SEMBCORP INDUSTRIES | BUY

TARGET PRICE: $4.40

FEB 26 CLOSE: $3.20

DBS Group Research, Feb 26

We continue to like Sembcorp Industries (SCI) as it offers a unique value proposition as a proxy to ride the cyclical offshore and marine upturn, and it is supported by a defensive utilities business.

Its focus on more proactive capital recycling will allow SCI to augment its balance sheet (lower gearing by 0.15 times) and enhance return on equity. Including the initial public offering (IPO) of the India assets, we estimate proceeds will easily exceed $1 billion over the next two years, much higher than $870 million of IPO/divestment proceeds achieved over the last five years.

We believe in the long-term growth prospects of SCI's utilities arm, which has expanded its global footprint and recently made forays into key emerging markets.

While the marine spin-off did not happen in the recent strategy review, we hold on to our belief of a potential merger between Keppel's Offshore & Marine arm and Sembcorp Marine in view of keener competition in the sector.

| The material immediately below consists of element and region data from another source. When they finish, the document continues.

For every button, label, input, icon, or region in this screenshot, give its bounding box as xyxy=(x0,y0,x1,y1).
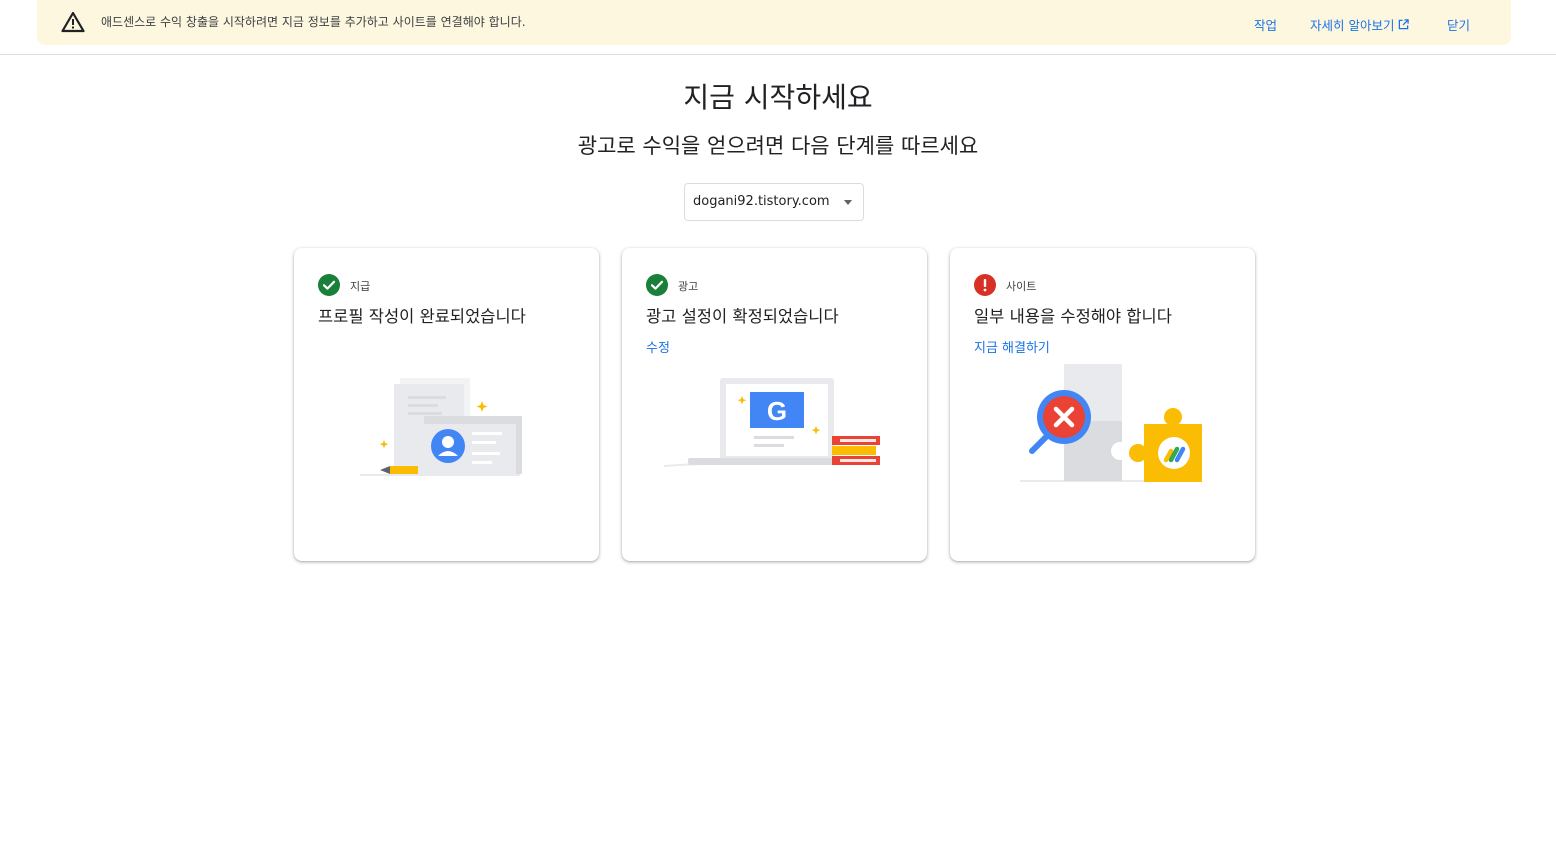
card-title: 프로필 작성이 완료되었습니다 xyxy=(318,307,526,326)
learn-more-label: 자세히 알아보기 xyxy=(1310,18,1395,33)
learn-more-link[interactable]: 자세히 알아보기 xyxy=(1310,15,1410,34)
error-circle-icon xyxy=(974,274,996,296)
card-title: 광고 설정이 확정되었습니다 xyxy=(646,307,839,326)
svg-text:G: G xyxy=(767,396,787,426)
magnifier-puzzle-illustration xyxy=(1020,364,1202,482)
page-title: 지금 시작하세요 xyxy=(683,81,873,114)
ads-step-card: 광고 광고 설정이 확정되었습니다 수정 G xyxy=(622,248,927,561)
warning-banner: 애드센스로 수익 창출을 시작하려면 지금 정보를 추가하고 사이트를 연결해야… xyxy=(37,0,1511,45)
banner-action-link[interactable]: 작업 xyxy=(1254,15,1277,34)
site-selector-dropdown[interactable]: dogani92.tistory.com xyxy=(684,183,864,221)
card-category: 지급 xyxy=(350,280,371,293)
google-laptop-illustration: G xyxy=(664,378,880,467)
notification-bar: 애드센스로 수익 창출을 시작하려면 지금 정보를 추가하고 사이트를 연결해야… xyxy=(0,0,1556,55)
caret-down-icon xyxy=(844,200,852,205)
site-selector-value: dogani92.tistory.com xyxy=(693,194,830,209)
external-link-icon xyxy=(1399,19,1410,30)
page-subtitle: 광고로 수익을 얻으려면 다음 단계를 따르세요 xyxy=(577,134,979,158)
warning-icon xyxy=(61,11,85,33)
site-step-card: 사이트 일부 내용을 수정해야 합니다 지금 해결하기 xyxy=(950,248,1255,561)
banner-message: 애드센스로 수익 창출을 시작하려면 지금 정보를 추가하고 사이트를 연결해야… xyxy=(101,15,526,29)
edit-link[interactable]: 수정 xyxy=(646,337,670,356)
fix-now-link[interactable]: 지금 해결하기 xyxy=(974,337,1050,356)
card-category: 광고 xyxy=(678,280,699,293)
check-circle-icon xyxy=(646,274,668,296)
card-category: 사이트 xyxy=(1006,280,1037,293)
check-circle-icon xyxy=(318,274,340,296)
profile-card-illustration xyxy=(360,378,522,476)
payments-step-card: 지급 프로필 작성이 완료되었습니다 xyxy=(294,248,599,561)
close-banner-link[interactable]: 닫기 xyxy=(1447,15,1470,34)
card-title: 일부 내용을 수정해야 합니다 xyxy=(974,307,1172,326)
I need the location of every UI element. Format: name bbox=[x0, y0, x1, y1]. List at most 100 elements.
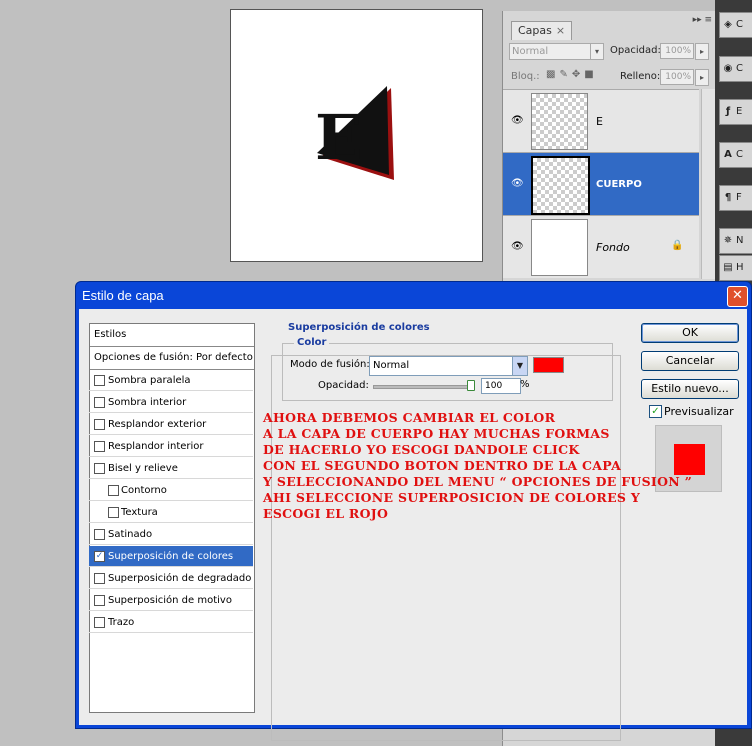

Given its diverse earnings stream and various listed assets, we derive our fair value for SCI based on the sum of its different parts. For its holding company position, we applied a 10 per cent conglomerate discount to the reappraised net asset value to derive a target price of $4.40, translating to 1.1x price-to-book value.

ST ENGINEERING | BUY

TARGET PRICE: $4.04

FEB 26 CLOSE: $3.44

RHB Research, Feb 26

ST Engineering (STE) reported 4Q17 pre-tax profit of $174 million versus our estimate of $165 million.

The better-than-expected performance was aided by strong contributions from the aerospace division and lower-than-estimated tax rate.

We expect STE's strong focus on passenger-to-freighter (P2F) conversions to continue to drive growth at its aerospace business during the forecast period.

A greater push for defence exports, higher P2F conversions and pursuing Smart City-related contracts in and outside of Singapore will remain key drivers for growth in the near term.

Its expanding focus into robotics, cyber security and potential new business areas in healthcare, along with a unified approach towards growing its businesses under the single ST Engineering brand should lay the foundation for sustained long-term growth.

Its existing order book of $13.2 billion provides revenue visibility for two years. While share price has underperformed lately, we believe continuing growth prospects from P2F conversions and proxy to Smart Nation initiatives should drive a re-rating for the stock.

Key risks include weakness in marine business, delays in order inflow and litigation costs.

Disclaimer: All analyses, recommendations and other information herein are published for general information. Readers should not rely solely on the information published and should seek independent financial advice prior to making any investment decision. The publisher accepts no liability for any loss whatsoever arising from any use of the information published herein.